Al centro della ricetta italiana c’è il concetto di autonomia strategica, che per il ministro passa soprattutto dalla capacità di produrre energia. Per liberare il Paese dalla dipendenza da attori terzi, i pilastri indicati sono due: lo sviluppo delle fonti rinnovabili e il ricorso al nucleare di nuova generazione, in particolare agli small modular reactor, considerati una possibile leva per rafforzare sicurezza energetica e competitività industriale nel medio-lungo periodo.
Energia, economia circolare e acqua al centro del Clean Industrial Deal
Il piano individua alcuni ambiti strategici su cui accelerare. Energia, bioeconomia, economia circolare, gestione delle risorse idriche e agroecologia sono considerati decisivi per costruire un’industria più moderna e resiliente.
A questi si affiancano la necessità di velocizzare le autorizzazioni, rafforzare i controlli e contrastare l’illegalità ambientale. Tutti elementi che, secondo Legambiente, devono poggiare su sei pilastri fondamentali: decarbonizzazione, circolarità, innovazione, legalità, inclusione e nuova occupazione green.
Bollette più basse e meno burocrazia: cosa chiede Legambiente
Tra le proposte rivolte a Governo e Parlamento spicca l’introduzione dei prezzi zonali dell’energia elettrica, al posto del prezzo unico nazionale, per ridurre il costo dell’elettricità nelle aree con maggiore produzione da fonti rinnovabili.
Legambiente chiede anche di rafforzare gli uffici pubblici che valutano e autorizzano i progetti, spesso sotto organico, e di semplificare le procedure che rallentano lo sviluppo dell’economia circolare. Dalla riduzione dei tempi per i decreti End of Waste al repowering degli impianti eolici esistenti, l’obiettivo è sbloccare investimenti già pronti.
Dall’acqua ai reati ambientali, le altre priorità
Il Libro bianco dedica ampio spazio anche alla gestione dell’acqua, proponendo il riutilizzo delle acque reflue depurate in agricoltura e nell’industria. Centrale anche il tema della legalità, con nuove norme contro i reati agroalimentari e ambientali e il rafforzamento del Sistema nazionale di protezione ambientale.

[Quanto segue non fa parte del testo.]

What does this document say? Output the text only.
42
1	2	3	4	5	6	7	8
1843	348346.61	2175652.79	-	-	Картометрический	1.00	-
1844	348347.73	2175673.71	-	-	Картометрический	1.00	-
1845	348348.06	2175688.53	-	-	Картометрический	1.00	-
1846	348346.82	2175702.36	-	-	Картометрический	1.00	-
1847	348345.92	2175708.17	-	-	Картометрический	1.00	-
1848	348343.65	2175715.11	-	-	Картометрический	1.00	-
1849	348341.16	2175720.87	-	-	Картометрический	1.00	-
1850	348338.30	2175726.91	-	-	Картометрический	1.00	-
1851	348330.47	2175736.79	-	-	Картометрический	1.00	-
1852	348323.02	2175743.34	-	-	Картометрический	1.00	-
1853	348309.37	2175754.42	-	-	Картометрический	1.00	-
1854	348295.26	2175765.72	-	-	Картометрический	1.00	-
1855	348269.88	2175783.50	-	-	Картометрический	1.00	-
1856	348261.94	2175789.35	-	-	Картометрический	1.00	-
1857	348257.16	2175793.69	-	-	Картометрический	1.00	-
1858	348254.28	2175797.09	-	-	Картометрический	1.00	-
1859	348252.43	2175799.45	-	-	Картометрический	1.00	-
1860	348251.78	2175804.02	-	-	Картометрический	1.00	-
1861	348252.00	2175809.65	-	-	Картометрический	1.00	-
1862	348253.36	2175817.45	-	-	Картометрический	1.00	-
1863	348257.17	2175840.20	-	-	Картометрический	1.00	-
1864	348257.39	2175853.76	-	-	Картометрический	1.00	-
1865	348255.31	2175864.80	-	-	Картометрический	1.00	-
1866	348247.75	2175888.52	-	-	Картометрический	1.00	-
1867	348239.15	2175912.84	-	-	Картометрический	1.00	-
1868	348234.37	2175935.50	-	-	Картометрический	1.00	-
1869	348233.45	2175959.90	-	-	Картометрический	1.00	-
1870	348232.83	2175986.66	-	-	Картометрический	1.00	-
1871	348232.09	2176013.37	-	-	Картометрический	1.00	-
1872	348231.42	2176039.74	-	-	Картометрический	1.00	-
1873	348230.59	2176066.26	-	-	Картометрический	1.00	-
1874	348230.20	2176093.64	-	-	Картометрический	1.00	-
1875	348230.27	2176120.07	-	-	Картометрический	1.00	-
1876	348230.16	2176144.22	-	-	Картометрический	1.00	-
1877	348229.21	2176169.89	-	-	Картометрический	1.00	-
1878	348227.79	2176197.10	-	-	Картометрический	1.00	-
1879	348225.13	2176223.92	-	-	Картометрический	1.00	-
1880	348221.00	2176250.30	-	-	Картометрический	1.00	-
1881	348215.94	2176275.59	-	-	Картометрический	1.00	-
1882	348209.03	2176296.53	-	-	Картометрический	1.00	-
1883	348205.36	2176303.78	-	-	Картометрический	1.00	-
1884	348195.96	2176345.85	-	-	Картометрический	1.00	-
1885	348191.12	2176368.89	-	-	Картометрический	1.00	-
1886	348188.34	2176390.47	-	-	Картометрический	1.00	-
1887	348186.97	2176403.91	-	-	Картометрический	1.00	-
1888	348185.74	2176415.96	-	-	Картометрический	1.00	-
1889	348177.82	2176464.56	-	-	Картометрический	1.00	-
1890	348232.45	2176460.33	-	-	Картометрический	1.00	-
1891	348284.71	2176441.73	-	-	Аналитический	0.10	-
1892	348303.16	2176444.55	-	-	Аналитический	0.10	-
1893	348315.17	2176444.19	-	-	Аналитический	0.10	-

Secondo Legambiente, senza controlli efficaci e senza il rispetto delle regole non può esistere una vera transizione ecologica dell’industria.
I settori in crisi e la sfida della riconversione
Chimica, siderurgia e automotive sono tre grandi comparti industriali oggi in difficoltà. Una crisi che, secondo l’associazione ambientalista, non è causata dal Green Deal europeo, ma dall’assenza di politiche industriali negli ultimi trent’anni.

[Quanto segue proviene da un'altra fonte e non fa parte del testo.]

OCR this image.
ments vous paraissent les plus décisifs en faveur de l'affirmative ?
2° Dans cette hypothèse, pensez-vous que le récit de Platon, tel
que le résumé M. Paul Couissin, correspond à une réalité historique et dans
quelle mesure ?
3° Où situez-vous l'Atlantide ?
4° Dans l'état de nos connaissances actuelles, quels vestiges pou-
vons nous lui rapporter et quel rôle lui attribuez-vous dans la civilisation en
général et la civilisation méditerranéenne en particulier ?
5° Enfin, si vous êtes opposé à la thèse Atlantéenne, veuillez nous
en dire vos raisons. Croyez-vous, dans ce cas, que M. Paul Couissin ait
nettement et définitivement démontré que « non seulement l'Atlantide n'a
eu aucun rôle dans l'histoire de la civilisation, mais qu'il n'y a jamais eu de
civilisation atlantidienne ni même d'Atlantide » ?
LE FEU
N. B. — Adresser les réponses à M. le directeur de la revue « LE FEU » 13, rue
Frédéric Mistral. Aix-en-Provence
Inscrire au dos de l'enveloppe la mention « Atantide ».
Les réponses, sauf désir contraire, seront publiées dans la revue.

La riconversione passa dalla chimica verde, dalla bonifica dei siti industriali inquinati e da un approvvigionamento energetico libero dalle fonti fossili. Accelerare su rinnovabili, accumuli e reti è considerato fondamentale anche per abbassare le bollette e rendere le imprese più competitive.
La transizione è già iniziata, anche in Europa
I dati internazionali confermano che la direzione è tracciata. Nel mondo, oltre il 90% della nuova potenza elettrica installata proviene ormai da fonti rinnovabili. In Europa, per la prima volta, fotovoltaico ed eolico hanno superato i combustibili fossili nella produzione di energia elettrica.
Anche le imprese credono nella rivoluzione green e investono, ma chiedono certezze, costi energetici più bassi e meno burocrazia.
I 39 campioni italiani della transizione ecologica
A dimostrare che il Clean Industrial Deal è già realtà sono le esperienze raccontate dalla campagna “I cantieri della transizione ecologica” di Legambiente. Dal 2023 a oggi sono stati censiti 39 campioni nazionali in 12 regioni italiane.
Dall’eolico al riciclo, dalla carta al vetro, dall’edilizia sostenibile al biometano, sono storie che mostrano come l’industria italiana più innovativa stia già coniugando sostenibilità ambientale e competitività. Un modello che, secondo Legambiente, può diventare la base di una nuova politica industriale nazionale.